AI Act risks stalling innovation

In March, the European Parliament adopted the Artificial Intelligence Act, marking the world’s first comprehensive horizontal legal framework for AI. This act aims to safeguard fundamental rights, democracy, and environmental stability amidst the rise of high-risk AI technologies. While the intent is to ensure ethical AI usage across Europe, many industry leaders believe the legislation has been hastily introduced under pressure, potentially stifling innovation in the tech sector.

Denas Grybauskas, Head of Legal at Oxylabs, highlighted the challenges businesses might face with the new AI Act, stating, “As the AI Act comes into force, the main business challenges will be uncertainty in its first years. Various institutions, including the AI office, courts, and other regulatory bodies, will need time to adjust their positions and interpret the letter of the law. During this period, businesses will have to operate in a partial unknown, lacking clear answers if the compliance measures they put in place are solid enough."

Denas Grybauskas emphasised that the AI Act affects not only firms directly dealing with AI technologies but also the wider tech community. The act’s provisions could indirectly impose liabilities on third parties within the AI supply chain, such as data collection companies. Many AI systems today rely on machine learning models that require vast amounts of data for training. Although the AI Act does not specifically target data-as-a-service (DaaS) companies and web scraping providers, these firms might indirectly inherit certain ethical and legal obligations.

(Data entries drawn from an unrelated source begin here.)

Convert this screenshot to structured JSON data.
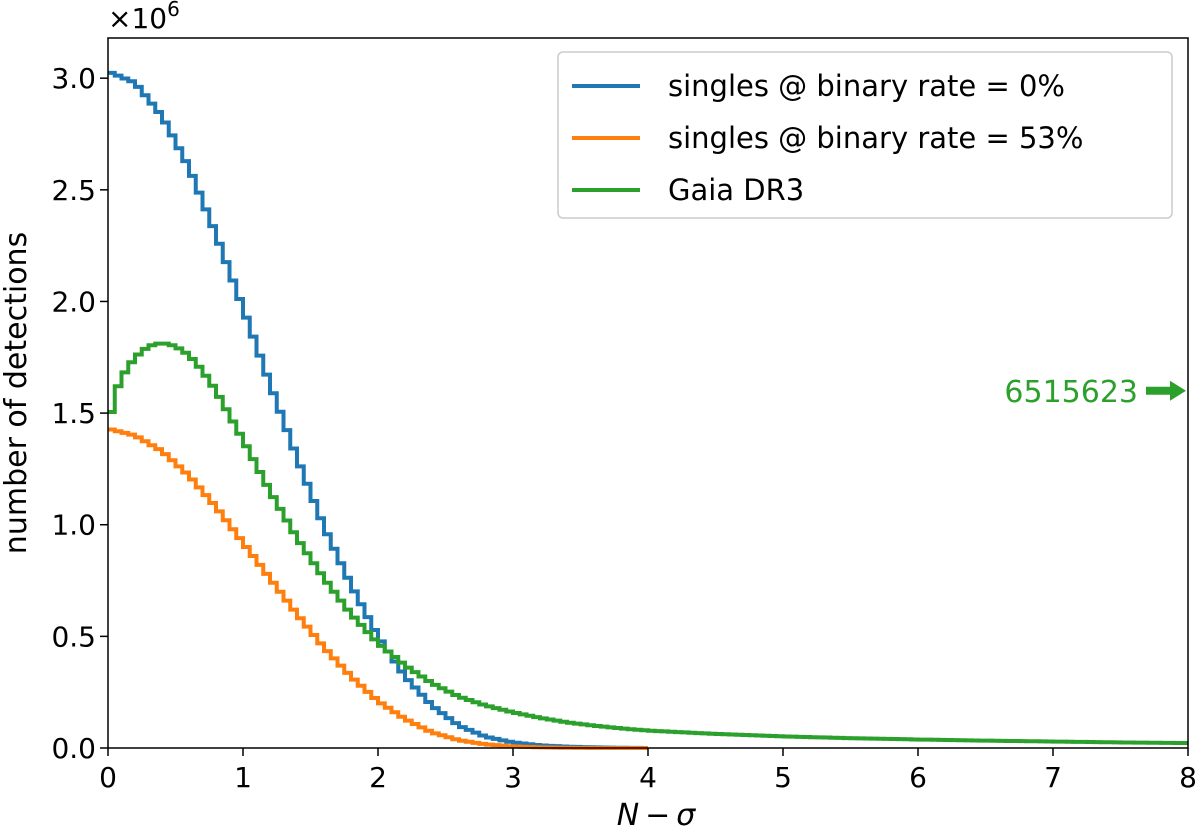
{
  "chart_data": {
    "type": "line",
    "style": "step",
    "title": "",
    "xlabel_main": "N",
    "xlabel_op": "−",
    "xlabel_sym": "σ",
    "ylabel": "number of detections",
    "y_multiplier": "×10",
    "y_multiplier_exp": "6",
    "xlim": [
      0,
      8
    ],
    "ylim": [
      0,
      3.18
    ],
    "x_ticks": [
      0,
      1,
      2,
      3,
      4,
      5,
      6,
      7,
      8
    ],
    "x_tick_labels": [
      "0",
      "1",
      "2",
      "3",
      "4",
      "5",
      "6",
      "7",
      "8"
    ],
    "y_ticks": [
      0,
      0.5,
      1.0,
      1.5,
      2.0,
      2.5,
      3.0
    ],
    "y_tick_labels": [
      "0.0",
      "0.5",
      "1.0",
      "1.5",
      "2.0",
      "2.5",
      "3.0"
    ],
    "legend_position": "top-right",
    "series": [
      {
        "name": "singles @ binary rate = 0%",
        "color": "#1f77b4",
        "x": [
          0.0,
          0.2,
          0.4,
          0.6,
          0.8,
          1.0,
          1.2,
          1.4,
          1.6,
          1.8,
          2.0,
          2.2,
          2.4,
          2.6,
          2.8,
          3.0,
          3.2,
          3.4,
          3.6,
          3.8,
          4.0
        ],
        "values": [
          3.03,
          2.98,
          2.83,
          2.6,
          2.3,
          1.97,
          1.63,
          1.3,
          0.99,
          0.73,
          0.5,
          0.32,
          0.19,
          0.1,
          0.05,
          0.025,
          0.012,
          0.006,
          0.003,
          0.001,
          0.0
        ]
      },
      {
        "name": "singles @ binary rate = 53%",
        "color": "#ff7f0e",
        "x": [
          0.0,
          0.2,
          0.4,
          0.6,
          0.8,
          1.0,
          1.2,
          1.4,
          1.6,
          1.8,
          2.0,
          2.2,
          2.4,
          2.6,
          2.8,
          3.0,
          3.2,
          3.4,
          3.6,
          3.8,
          4.0
        ],
        "values": [
          1.43,
          1.4,
          1.33,
          1.22,
          1.08,
          0.92,
          0.76,
          0.6,
          0.45,
          0.32,
          0.21,
          0.13,
          0.07,
          0.035,
          0.016,
          0.007,
          0.003,
          0.001,
          0.0,
          0.0,
          0.0
        ]
      },
      {
        "name": "Gaia DR3",
        "color": "#2ca02c",
        "x": [
          0.0,
          0.05,
          0.1,
          0.2,
          0.3,
          0.4,
          0.5,
          0.6,
          0.7,
          0.8,
          1.0,
          1.2,
          1.4,
          1.6,
          1.8,
          2.0,
          2.2,
          2.4,
          2.6,
          2.8,
          3.0,
          3.2,
          3.4,
          3.6,
          3.8,
          4.0,
          4.5,
          5.0,
          5.5,
          6.0,
          6.5,
          7.0,
          7.5,
          8.0
        ],
        "values": [
          1.43,
          1.58,
          1.66,
          1.75,
          1.8,
          1.815,
          1.8,
          1.76,
          1.69,
          1.6,
          1.38,
          1.15,
          0.94,
          0.76,
          0.6,
          0.47,
          0.37,
          0.29,
          0.23,
          0.19,
          0.16,
          0.135,
          0.115,
          0.1,
          0.088,
          0.078,
          0.063,
          0.052,
          0.044,
          0.038,
          0.033,
          0.029,
          0.025,
          0.022
        ]
      }
    ],
    "annotation": {
      "text": "6515623",
      "x": 8,
      "y": 1.6,
      "color": "#2ca02c",
      "arrow": "right"
    }
  }
}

"A prime example is web scraping companies based in the EU who will have to ensure they do not supply data to firms developing prohibited AI systems. If a company willingly cooperates with an AI firm that, under EU regulation, is breaking the law, such cooperation might bring legal liability. Moreover, web scraping providers will need to install robust know-your-customer (KYC) procedures to ensure their infrastructure is used ethically and lawfully, ensuring an AI firm is collecting only the data they are allowed to collect, not copyright-protected information," Grybauskas explained.

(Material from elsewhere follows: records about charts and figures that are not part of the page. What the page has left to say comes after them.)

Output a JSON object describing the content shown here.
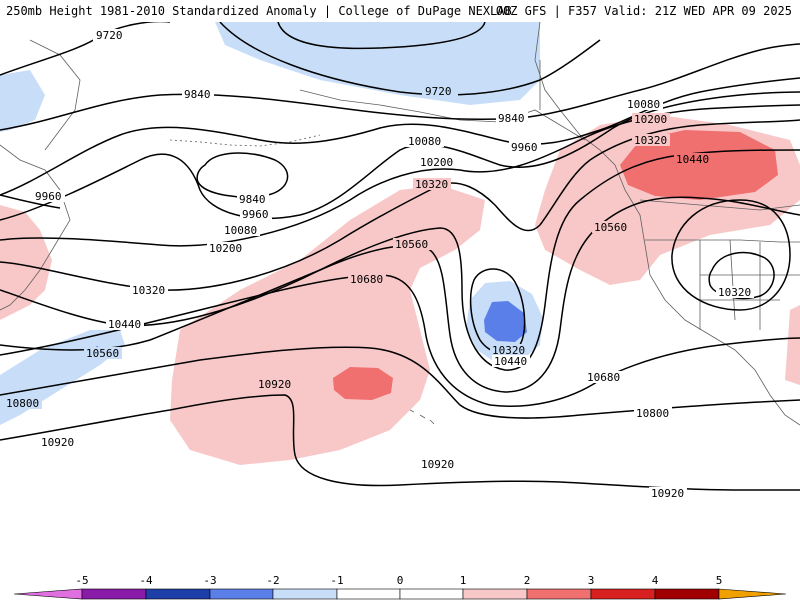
{
  "header": {
    "title": "250mb Height 1981-2010 Standardized Anomaly | College of DuPage NEXLAB",
    "run_info": "00Z GFS | F357 Valid: 21Z WED APR 09 2025"
  },
  "colors": {
    "neg5": "#e070e0",
    "neg4": "#8a1aa8",
    "neg3": "#1e3ea8",
    "neg2": "#5b7fe8",
    "neg1": "#c8def8",
    "pos1": "#f8c8c8",
    "pos2": "#f07070",
    "pos3": "#d82020",
    "pos4": "#a00000",
    "pos5": "#f0a000",
    "contour": "#000000",
    "coast": "#606060"
  },
  "contour_labels": [
    {
      "id": "9720-a",
      "text": "9720"
    },
    {
      "id": "9720-b",
      "text": "9720"
    },
    {
      "id": "9840-a",
      "text": "9840"
    },
    {
      "id": "9840-b",
      "text": "9840"
    },
    {
      "id": "9840-c",
      "text": "9840"
    },
    {
      "id": "9960-a",
      "text": "9960"
    },
    {
      "id": "9960-b",
      "text": "9960"
    },
    {
      "id": "9960-c",
      "text": "9960"
    },
    {
      "id": "10080-a",
      "text": "10080"
    },
    {
      "id": "10080-b",
      "text": "10080"
    },
    {
      "id": "10080-c",
      "text": "10080"
    },
    {
      "id": "10200-a",
      "text": "10200"
    },
    {
      "id": "10200-b",
      "text": "10200"
    },
    {
      "id": "10200-c",
      "text": "10200"
    },
    {
      "id": "10320-a",
      "text": "10320"
    },
    {
      "id": "10320-b",
      "text": "10320"
    },
    {
      "id": "10320-c",
      "text": "10320"
    },
    {
      "id": "10320-d",
      "text": "10320"
    },
    {
      "id": "10320-e",
      "text": "10320"
    },
    {
      "id": "10440-a",
      "text": "10440"
    },
    {
      "id": "10440-b",
      "text": "10440"
    },
    {
      "id": "10440-c",
      "text": "10440"
    },
    {
      "id": "10560-a",
      "text": "10560"
    },
    {
      "id": "10560-b",
      "text": "10560"
    },
    {
      "id": "10560-c",
      "text": "10560"
    },
    {
      "id": "10680-a",
      "text": "10680"
    },
    {
      "id": "10680-b",
      "text": "10680"
    },
    {
      "id": "10800-a",
      "text": "10800"
    },
    {
      "id": "10800-b",
      "text": "10800"
    },
    {
      "id": "10920-a",
      "text": "10920"
    },
    {
      "id": "10920-b",
      "text": "10920"
    },
    {
      "id": "10920-c",
      "text": "10920"
    },
    {
      "id": "10920-d",
      "text": "10920"
    }
  ],
  "colorbar": {
    "ticks": [
      "-5",
      "-4",
      "-3",
      "-2",
      "-1",
      "0",
      "1",
      "2",
      "3",
      "4",
      "5"
    ],
    "bins": [
      "neg5",
      "neg4",
      "neg3",
      "neg2",
      "neg1",
      "zero",
      "pos1",
      "pos2",
      "pos3",
      "pos4",
      "pos5"
    ]
  }
}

Another significant risk comes from the decision to grant exemptions for AI systems based on free and open-source licenses. Denas Grybauskas pointed out the lack of a consolidated definition of “open-source AI” and the potential for companies to misuse the term for legal exemptions. “There is no consolidated, single definition of ‘open-source AI’; and it is unclear how the widely defined open-source model might be applied to AI. This situation has already resulted in companies falsely branding their systems as ‘open-source AI’ for marketing purposes. Without clear definitions, even bigger risks will manifest if businesses start abusing the term to win legal exemptions,” he noted.

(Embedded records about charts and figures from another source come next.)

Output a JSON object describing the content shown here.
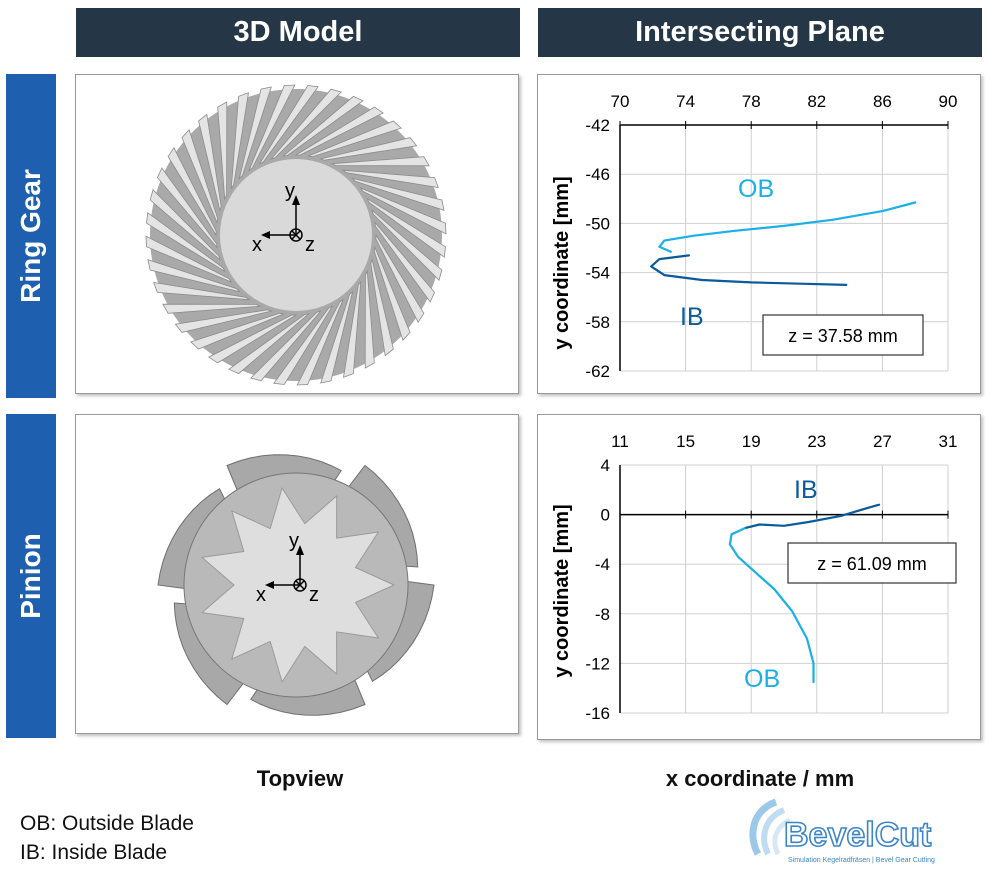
{
  "headers": {
    "model": "3D Model",
    "plane": "Intersecting Plane"
  },
  "rows": {
    "ring": "Ring Gear",
    "pinion": "Pinion"
  },
  "axes_triad": {
    "x": "x",
    "y": "y",
    "z": "z"
  },
  "captions": {
    "left": "Topview",
    "right": "x coordinate / mm"
  },
  "legend": {
    "ob": "OB: Outside Blade",
    "ib": "IB: Inside Blade"
  },
  "logo": {
    "name": "BevelCut",
    "tagline": "Simulation Kegelradfräsen | Bevel Gear Cutting"
  },
  "colors": {
    "header": "#253746",
    "row_band": "#1f5fb0",
    "outside_blade": "#1ab0e6",
    "inside_blade": "#0a5a9c",
    "gear": "#b8b8b8",
    "gear_face": "#d6d6d6"
  },
  "chart_data": [
    {
      "type": "line",
      "panel": "ring",
      "xlabel": "",
      "ylabel": "y coordinate [mm]",
      "xlim": [
        70,
        90
      ],
      "ylim": [
        -62,
        -42
      ],
      "xticks": [
        70,
        74,
        78,
        82,
        86,
        90
      ],
      "yticks": [
        -42,
        -46,
        -50,
        -54,
        -58,
        -62
      ],
      "x_axis_position": "top",
      "grid": true,
      "annotation": "z = 37.58 mm",
      "series": [
        {
          "name": "OB",
          "color": "#1ab0e6",
          "points": [
            [
              73.1,
              -52.3
            ],
            [
              72.4,
              -51.9
            ],
            [
              72.7,
              -51.4
            ],
            [
              74.5,
              -51.0
            ],
            [
              77.0,
              -50.6
            ],
            [
              80.0,
              -50.2
            ],
            [
              83.0,
              -49.7
            ],
            [
              86.0,
              -49.0
            ],
            [
              88.0,
              -48.3
            ]
          ]
        },
        {
          "name": "IB",
          "color": "#0a5a9c",
          "points": [
            [
              74.2,
              -52.6
            ],
            [
              72.4,
              -52.9
            ],
            [
              71.9,
              -53.5
            ],
            [
              72.7,
              -54.2
            ],
            [
              75.0,
              -54.6
            ],
            [
              78.0,
              -54.8
            ],
            [
              81.0,
              -54.9
            ],
            [
              83.8,
              -55.0
            ]
          ]
        }
      ]
    },
    {
      "type": "line",
      "panel": "pinion",
      "xlabel": "",
      "ylabel": "y coordinate [mm]",
      "xlim": [
        11,
        31
      ],
      "ylim": [
        -16,
        4
      ],
      "xticks": [
        11,
        15,
        19,
        23,
        27,
        31
      ],
      "yticks": [
        4,
        0,
        -4,
        -8,
        -12,
        -16
      ],
      "x_axis_position": "top",
      "grid": true,
      "annotation": "z = 61.09 mm",
      "series": [
        {
          "name": "IB",
          "color": "#0a5a9c",
          "points": [
            [
              18.6,
              -1.1
            ],
            [
              19.5,
              -0.8
            ],
            [
              21.0,
              -0.9
            ],
            [
              22.5,
              -0.6
            ],
            [
              24.5,
              -0.1
            ],
            [
              26.0,
              0.5
            ],
            [
              26.8,
              0.8
            ]
          ]
        },
        {
          "name": "OB",
          "color": "#1ab0e6",
          "points": [
            [
              18.6,
              -1.1
            ],
            [
              17.8,
              -1.6
            ],
            [
              17.7,
              -2.4
            ],
            [
              18.2,
              -3.4
            ],
            [
              19.2,
              -4.6
            ],
            [
              20.4,
              -6.0
            ],
            [
              21.5,
              -7.8
            ],
            [
              22.4,
              -10.0
            ],
            [
              22.8,
              -12.0
            ],
            [
              22.8,
              -13.5
            ]
          ]
        }
      ]
    }
  ]
}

Despite its potential to establish trust across the industry, the AI Act could also hinder technological advancement. Denas  Grybauskas concluded, “The AI Act has the potential to establish trust across the industry but may also be detrimental to innovation across the technology industry. Organisations must be on their toes, as they may face penalties in the millions for severe violations involving high-risk AI systems.”

As the AI Act begins to shape the European tech landscape, companies must navigate the evolving regulatory environment carefully to balance compliance with continued innovation.